Волла-ги! Из несущейся по пятам киповени казачьих бурок вырвалась одна, и точно летящая на чёрных крыльях смерть, нагнала урадинца. Разжав пальцы, Магомед въелся занемевшей от рвущегося повода рукой в костяную рукоять шашки; с силой ударил клинком плашмя по потному крупу коня. Тот заломил шею, понёс ещё быстрее, кидая назад лихие сажени. Но крылатая смерть не отстала!
Нагнавший горца терский казак, занёс сверкавшую полосу стали; обрушил её на оголённую медную шею. Но револьверная пуля оказалась быстрее. В воздух взлетела намокшая от крови казачья папаха. В пыль брызнули осколки зубов, выбитых из гнёзд, из разорванного выстрелом рта.
…Краем глаза Магомед выхватил: в сторону перстатой скалы, что оставалась по правую руку, вспененный маштак протащил мертвого казака. Одноглазый видел только яркую струю лампаса да изодранную синюю черкеску, сбившуюся комом выше головы вместе с белой нательной рубахой. Нога гребенца застряла в перекрутившимся стремени, и ошалелый конь нёс, мотая оголённое тело по острым камням.
«Хужа Алла! Помоги! Поддержи!..» – Маги умолял кого-то, кто незримо летел над ним, ослепляя солнечным светом, кидая в лицо плотные, жаркие вихри ветра.
Его конь, мчался теперь краем меловой кручи, мимо зарослей орешника, шиповника, кизила. Магомед хватал неровными рваными глотками горячий воздух, рубил жеребца плёткой, стараясь не отстать, чувствуя, как жестко, на пределе, вымогаются из сил отвердевшие мышцы и сухожилия скакуна. Пытался облегчить его галоп, не касаясь седла, держался лишь в стременах. Считал мгновенья вдоха и свистящего жаркого выдоха; количество прыжков и ударов своего загнанного сердца. С отчаяньем видел, как медленно, но неотвратимо увеличивается разрыв между ним и остальной, уносившейся прочь жалкой горсти мюридов, среди которых как путеводная метка мелькала пунцовая черкеска Отрубленной Руки.

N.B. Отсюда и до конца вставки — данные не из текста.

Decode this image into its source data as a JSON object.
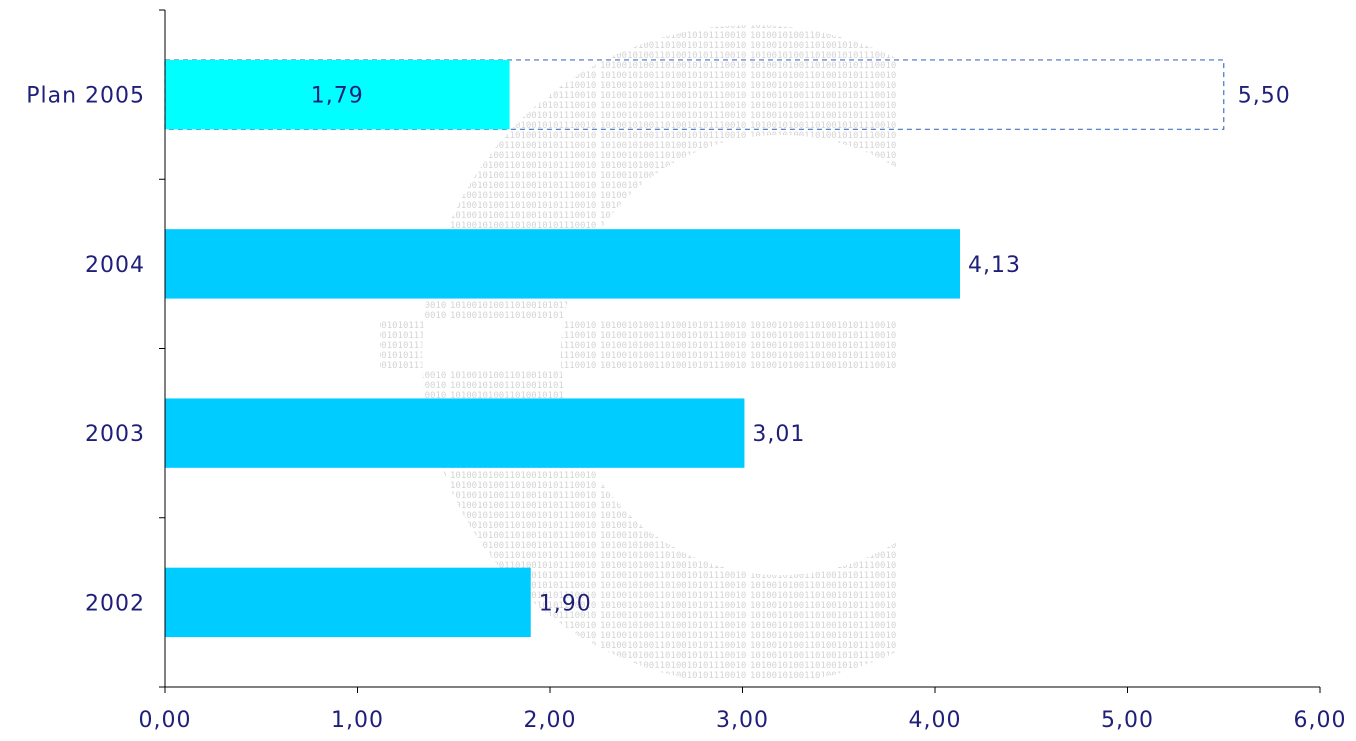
{
  "chart_data": {
    "type": "bar",
    "orientation": "horizontal",
    "categories": [
      "Plan 2005",
      "2004",
      "2003",
      "2002"
    ],
    "series": [
      {
        "values": [
          1.79,
          4.13,
          3.01,
          1.9
        ]
      }
    ],
    "plan_target": {
      "category": "Plan 2005",
      "value": 5.5,
      "label": "5,50"
    },
    "data_labels": [
      "1,79",
      "4,13",
      "3,01",
      "1,90"
    ],
    "x_ticks": [
      "0,00",
      "1,00",
      "2,00",
      "3,00",
      "4,00",
      "5,00",
      "6,00"
    ],
    "xlim": [
      0,
      6
    ],
    "title": "",
    "xlabel": "",
    "ylabel": "",
    "grid": false,
    "legend": "none",
    "background_image": "euro-symbol-binary-digits-watermark",
    "colors": {
      "bar": "#00ccff",
      "plan_bar": "#00ffff",
      "target_outline": "#4472c4",
      "text": "#1f1f7a",
      "axis": "#000000",
      "watermark": "#e2e2e2"
    }
  }
}
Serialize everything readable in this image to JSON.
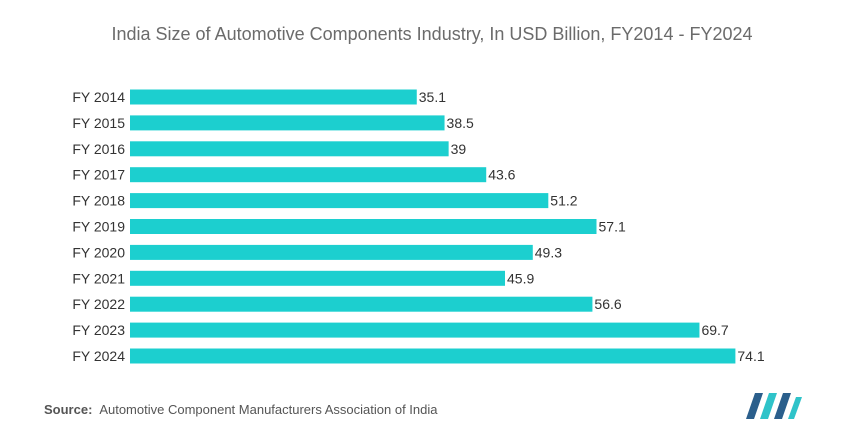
{
  "colors": {
    "bar": "#1ccfcf",
    "text": "#333333",
    "title": "#6b6b6b",
    "logo_dark": "#2b5f8c",
    "logo_light": "#2fc3c9"
  },
  "chart_data": {
    "type": "bar",
    "orientation": "horizontal",
    "title": "India Size of Automotive Components Industry, In USD Billion, FY2014 - FY2024",
    "xlabel": "",
    "ylabel": "",
    "grid": false,
    "legend": "none",
    "xlim": [
      0,
      80
    ],
    "categories": [
      "FY 2014",
      "FY 2015",
      "FY 2016",
      "FY 2017",
      "FY 2018",
      "FY 2019",
      "FY 2020",
      "FY 2021",
      "FY 2022",
      "FY 2023",
      "FY 2024"
    ],
    "values": [
      35.1,
      38.5,
      39,
      43.6,
      51.2,
      57.1,
      49.3,
      45.9,
      56.6,
      69.7,
      74.1
    ],
    "value_labels": [
      "35.1",
      "38.5",
      "39",
      "43.6",
      "51.2",
      "57.1",
      "49.3",
      "45.9",
      "56.6",
      "69.7",
      "74.1"
    ]
  },
  "source": {
    "label": "Source:",
    "text": "Automotive Component Manufacturers Association of India"
  },
  "logo": {
    "icon": "mordor-intelligence-logo"
  }
}
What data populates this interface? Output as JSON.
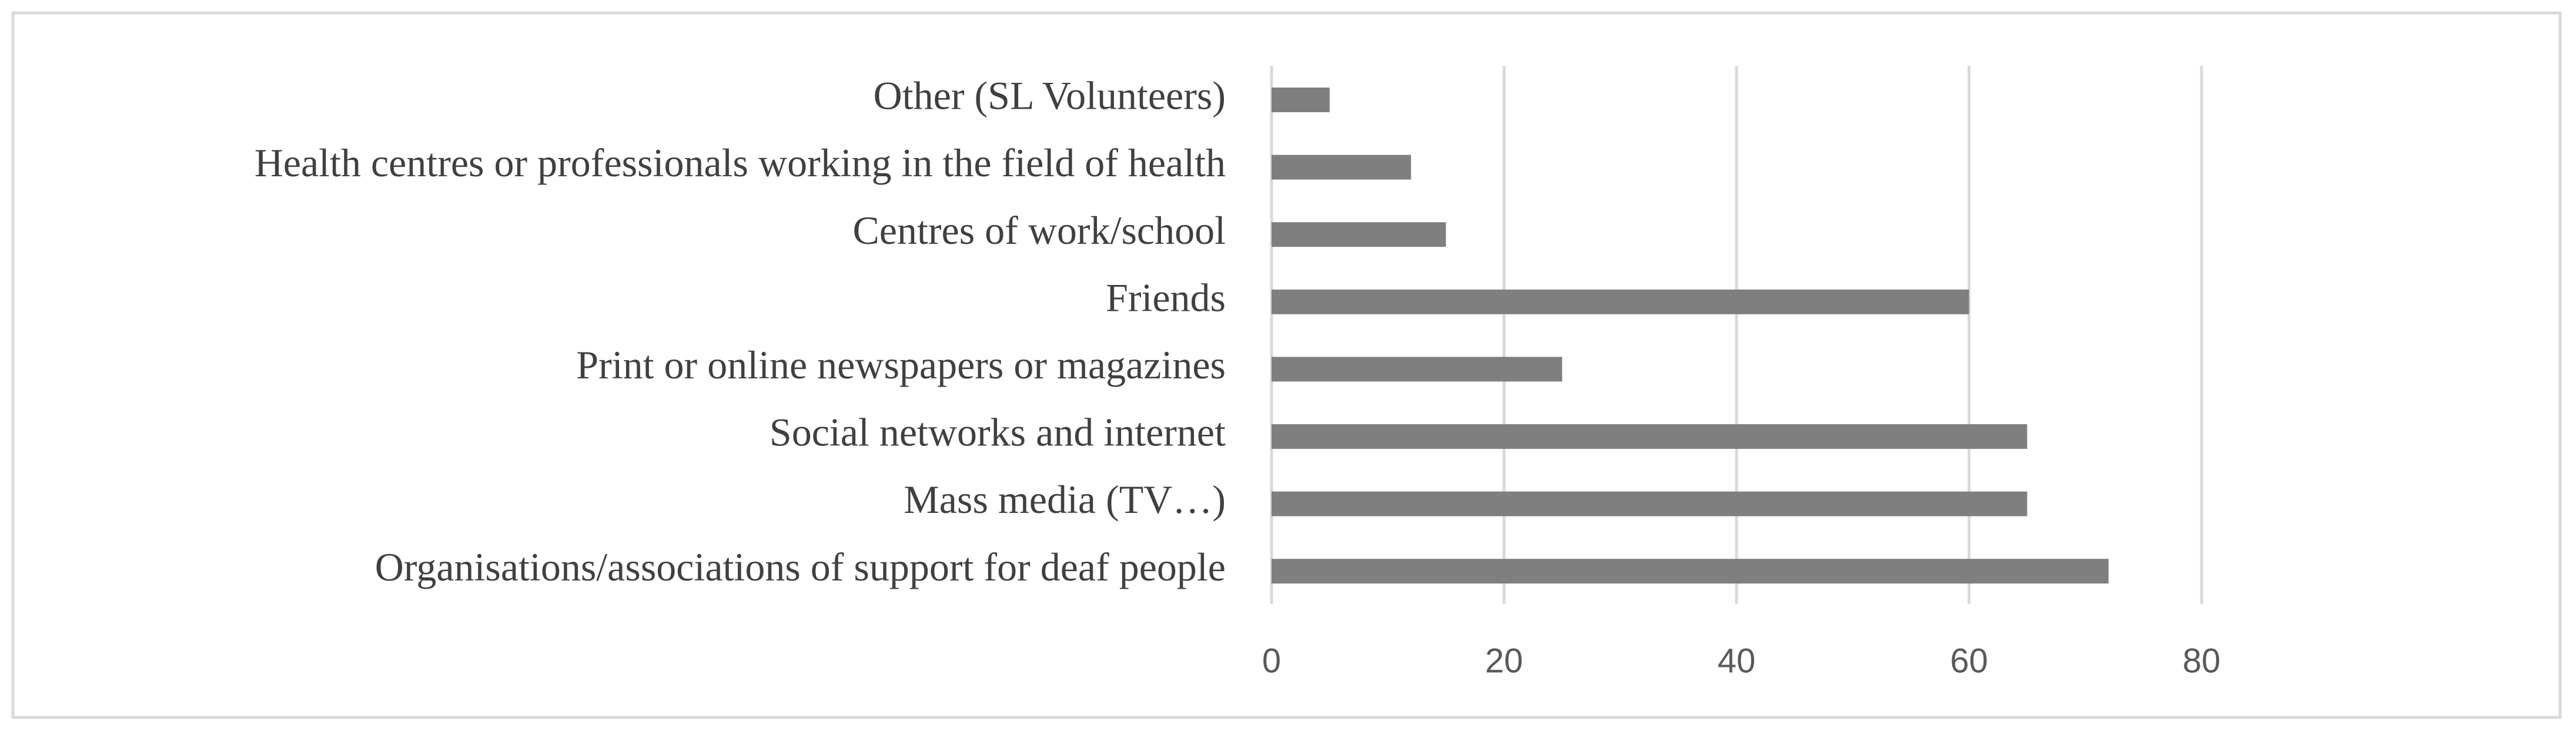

Билла-ги! Худо было и то, что он сам, не заметив когда, потерял ритм, сбил дыхание, жадно и сипло дышал, под стать своему коню. А это значило: метко выстрелить, попасть в цель он не сможет! Его утомлённая плоть, казалось, налилась чугуном, дыхание захлёбывалось, в пересохшей глотке бурлил и клокотал шершавый ком. Глаза заливал из-под папахи горячий пот. Воля, которую он использовал, как палку, колотила его по мышцам ног, по горячим рёбрам, по содрогавшимся лопаткам и животу.
Он судорожно оглянулся, сердце скакнуло к горлу. Из-под ближнего угора вынырнули папахи казаков. Слух резанул пронзительный удалой посвист. Магомед наудачу разрядил последний патрон в барабане своего кольта…
* * *
Эти третьи по счёту роды у Мариам были самыми желанными, но и самыми тяжёлыми. Обычно женщины рожали на спине, но существовали и другие способы – стоя на коленях, или на ногах, в зависимости от течения родов. На женской половине, в отдельной, дальней комнате, за запертыми дверями, Мариам рожала стоя, как кобылица; длинная нательная рубаха, со спущенными плечами и широкими рукавами была задрана до пояса, голые ноги раздвинуты.
Мариам держалась руками за вертикально, «на распор» установленный для сего случая крепкий шест, и хотя схватки были жестоки, не издавала ни звука. Женщина терпеливо ждала, только время от времени закусывала край стоячего ворота своей исподней рубахи, либо ремень из оленьей кожи, который ей всякий раз подносила ко рту, приглашённая дочками, старая опытная повитуха Зарема.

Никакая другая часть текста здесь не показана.